Pensavamo di aver trovato un’alternativa sicura e sostenibile alla plastica derivata dal petrolio. Dobbiamo continuare a cercare

Le bioplastiche a base di amido avrebbero conquistato il mondo. Ora sembra che abbiano gli stessi problemi di quelle tradizionali. Molti anni fa, molto prima del “vuole una busta?” e dei nuovi tappi europei, ho trovato un piccolo lavoro estivo consegnando sacchetti di fecola di patate in tutta Granada. Il mondo aveva iniziato a rendersi conto dell’enorme problema delle buste di plastica e si preparava al giorno dopo. In questo senso, la fecola di patate era una cosa straordinaria. Innanzitutto perché sembrava ridicola, stravagante e lasciava tutti spiazzati (una busta di cosa?), ma soprattutto perché le bioplastiche a base di amido sembravano un materiale molto più sostenibile e rinnovabile. Il fatto è che abbiamo iniziato a scoprire che hanno dei problemi.

Cos’è una bioplastica a base di amido…?

Perché, anche se i sacchetti di patate rimarranno sempre nei nostri cuori, la vera rivoluzione di questa famiglia di prodotti è avvenuta quando sono arrivati nel mondo degli imballaggi alimentari, degli utensili monouso, dei film di rivestimento o persino dei prodotti medici monouso.

…e perché sono un problema? Uno studio appena pubblicato sul Journal of Agricultural and Food Chemistry ha appena dimostrato come “gli animali che consumano particelle di questo materiale alternativo sviluppano problemi di salute come danni epatici e squilibri nel microbioma intestinale”.

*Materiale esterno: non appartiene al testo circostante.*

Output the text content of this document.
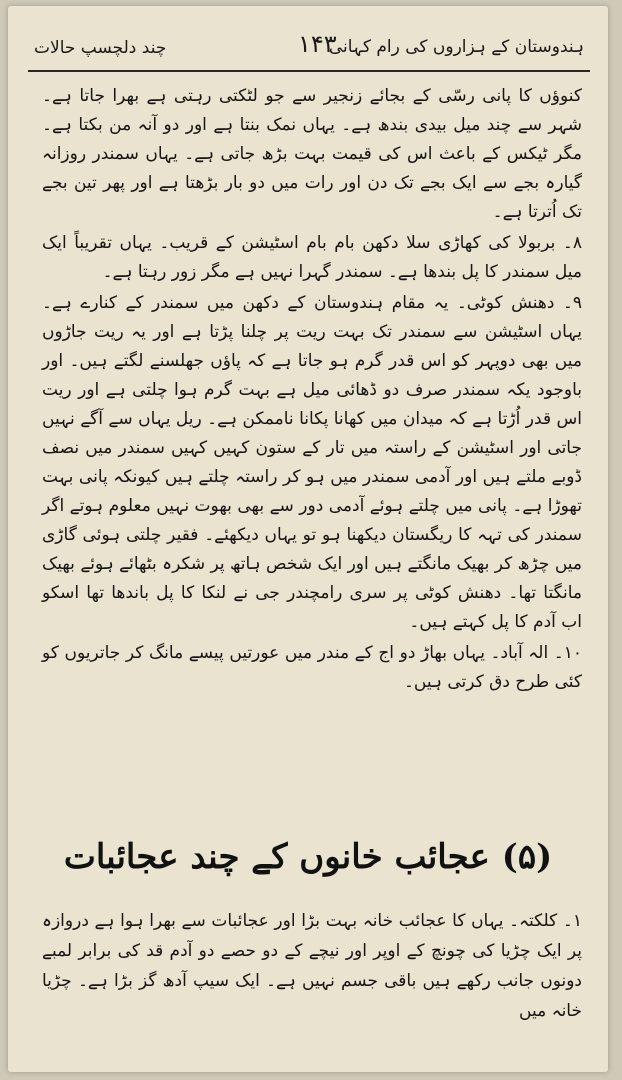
ہندوستان کے ہزاروں کی رام کہانی
۱۴۳
چند دلچسپ حالات

کنوؤں کا پانی رسّی کے بجائے زنجیر سے جو لٹکتی رہتی ہے بھرا جاتا ہے۔ شہر سے چند میل بیدی بندھ ہے۔ یہاں نمک بنتا ہے اور دو آنہ من بکتا ہے۔ مگر ٹیکس کے باعث اس کی قیمت بہت بڑھ جاتی ہے۔ یہاں سمندر روزانہ گیارہ بجے سے ایک بجے تک دن اور رات میں دو بار بڑھتا ہے اور پھر تین بجے تک اُترتا ہے۔

۸۔ بربولا کی کھاڑی سلا دکھن بام بام اسٹیشن کے قریب۔ یہاں تقریباً ایک میل سمندر کا پل بندھا ہے۔ سمندر گہرا نہیں ہے مگر زور رہتا ہے۔

۹۔ دھنش کوٹی۔ یہ مقام ہندوستان کے دکھن میں سمندر کے کنارے ہے۔ یہاں اسٹیشن سے سمندر تک بہت ریت پر چلنا پڑتا ہے اور یہ ریت جاڑوں میں بھی دوپہر کو اس قدر گرم ہو جاتا ہے کہ پاؤں جھلسنے لگتے ہیں۔ اور باوجود یکہ سمندر صرف دو ڈھائی میل ہے بہت گرم ہوا چلتی ہے اور ریت اس قدر اُڑتا ہے کہ میدان میں کھانا پکانا ناممکن ہے۔ ریل یہاں سے آگے نہیں جاتی اور اسٹیشن کے راستہ میں تار کے ستون کہیں کہیں سمندر میں نصف ڈوبے ملتے ہیں اور آدمی سمندر میں ہو کر راستہ چلتے ہیں کیونکہ پانی بہت تھوڑا ہے۔ پانی میں چلتے ہوئے آدمی دور سے بھی بھوت نہیں معلوم ہوتے اگر سمندر کی تہہ کا ریگستان دیکھنا ہو تو یہاں دیکھئے۔ فقیر چلتی ہوئی گاڑی میں چڑھ کر بھیک مانگتے ہیں اور ایک شخص ہاتھ پر شکرہ بٹھائے ہوئے بھیک مانگتا تھا۔ دھنش کوٹی پر سری رامچندر جی نے لنکا کا پل باندھا تھا اسکو اب آدم کا پل کہتے ہیں۔

۱۰۔ الہ آباد۔ یہاں بھاڑ دو اج کے مندر میں عورتیں پیسے مانگ کر جاتریوں کو کئی طرح دق کرتی ہیں۔

(۵) عجائب خانوں کے چند عجائبات

۱۔ کلکتہ۔ یہاں کا عجائب خانہ بہت بڑا اور عجائبات سے بھرا ہوا ہے دروازہ پر ایک چڑیا کی چونچ کے اوپر اور نیچے کے دو حصے دو آدم قد کی برابر لمبے دونوں جانب رکھے ہیں باقی جسم نہیں ہے۔ ایک سیپ آدھ گز بڑا ہے۔ چڑیا خانہ میں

In altre parole, per usare le parole esatte degli autori di questo studio, “le plastiche biodegradabili a base di amido potrebbero non essere così sicure e benefiche per la salute come si pensava inizialmente”.

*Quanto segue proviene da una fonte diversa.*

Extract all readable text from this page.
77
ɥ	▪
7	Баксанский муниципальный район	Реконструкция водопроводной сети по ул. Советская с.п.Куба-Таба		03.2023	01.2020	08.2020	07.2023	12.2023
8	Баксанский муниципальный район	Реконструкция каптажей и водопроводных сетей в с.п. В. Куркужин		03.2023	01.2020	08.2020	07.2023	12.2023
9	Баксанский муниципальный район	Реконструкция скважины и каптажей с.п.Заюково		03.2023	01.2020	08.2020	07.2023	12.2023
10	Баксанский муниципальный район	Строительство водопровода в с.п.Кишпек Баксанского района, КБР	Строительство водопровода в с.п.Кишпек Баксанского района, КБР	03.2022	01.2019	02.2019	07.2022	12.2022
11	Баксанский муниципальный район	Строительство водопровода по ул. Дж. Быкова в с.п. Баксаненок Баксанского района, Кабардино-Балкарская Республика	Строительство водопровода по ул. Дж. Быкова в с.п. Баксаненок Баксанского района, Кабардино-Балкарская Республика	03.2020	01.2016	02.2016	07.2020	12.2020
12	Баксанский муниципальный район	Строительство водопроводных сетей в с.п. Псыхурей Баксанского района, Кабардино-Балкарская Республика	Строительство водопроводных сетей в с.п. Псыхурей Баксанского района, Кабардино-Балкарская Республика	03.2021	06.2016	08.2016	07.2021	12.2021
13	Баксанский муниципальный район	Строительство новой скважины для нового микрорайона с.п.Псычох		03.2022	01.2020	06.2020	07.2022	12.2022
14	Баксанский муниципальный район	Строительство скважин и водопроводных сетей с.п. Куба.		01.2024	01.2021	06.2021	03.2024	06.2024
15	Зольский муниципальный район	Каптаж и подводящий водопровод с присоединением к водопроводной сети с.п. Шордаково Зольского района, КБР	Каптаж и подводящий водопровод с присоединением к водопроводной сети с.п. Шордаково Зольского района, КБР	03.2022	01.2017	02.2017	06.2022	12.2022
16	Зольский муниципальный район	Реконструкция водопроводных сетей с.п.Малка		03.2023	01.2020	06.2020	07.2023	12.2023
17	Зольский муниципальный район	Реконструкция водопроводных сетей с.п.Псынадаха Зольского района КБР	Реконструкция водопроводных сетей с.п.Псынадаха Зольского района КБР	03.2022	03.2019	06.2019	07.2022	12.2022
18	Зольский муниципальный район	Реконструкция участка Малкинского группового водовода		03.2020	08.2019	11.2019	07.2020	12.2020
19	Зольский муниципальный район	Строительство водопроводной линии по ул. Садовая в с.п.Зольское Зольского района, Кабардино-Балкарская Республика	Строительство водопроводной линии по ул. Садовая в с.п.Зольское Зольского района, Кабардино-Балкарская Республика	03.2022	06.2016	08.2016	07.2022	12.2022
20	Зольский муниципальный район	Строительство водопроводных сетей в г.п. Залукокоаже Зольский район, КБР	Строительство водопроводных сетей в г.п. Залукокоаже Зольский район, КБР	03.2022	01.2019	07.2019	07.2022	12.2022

Mangiare plastica. I ricercatori hanno confrontato tre gruppi di cinque topi: un gruppo (il gruppo di controllo) consumava mangime normale; gli altri due gruppi consumavano alimenti contenenti particelle derivate dalla “biodegradazione” di microplastiche a base di amido.

Sono due perché ciascuno aveva una dose (bassa e alta) calcolata e scalata in base al consumo giornaliero previsto per un essere umano normale. Sono stati monitorati, studiati e lì sono iniziati i problemi.

Cosa hanno scoperto?

I topi che hanno consumato dosi elevate di bioplastica presentavano organi danneggiati (tra cui fegato e ovaie), problemi nella gestione del glucosio e persino vie genetiche disregolate.

“L’esposizione prolungata a basse dosi di microplastiche a base di amido può causare un ampio spettro di effetti sulla salute, in particolare l’alterazione dei ritmi circadiani e l’alterazione del metabolismo del glucosio e dei lipidi”, ha spiegato all’American Chemical Society Yongfeng Deng, autore principale dello studio.

Dovremmo preoccuparci? Sì e no. Ovviamente, i risultati della ricerca sono preoccupanti, ma non eccessivamente allarmanti. In realtà, se confermati, i risultati sono molto simili a quelli dei plastici convenzionali.

Inoltre, lo studio è di piccole dimensioni e la ricerca è in una fase molto iniziale. In sintesi: non sappiamo ancora quanto ci sia di vero in questi risultati. C’è ancora molto lavoro da fare, da ricercare e da regolamentare.

In fondo, la cosa più interessante di questo lavoro non sono i suoi risultati provvisori, ma la necessità di non dare nulla per scontato e di prestare attenzione ai passi che compiamo nello sviluppo di nuovi materiali. È, in definitiva, un promemoria che c’è ancora molto da fare.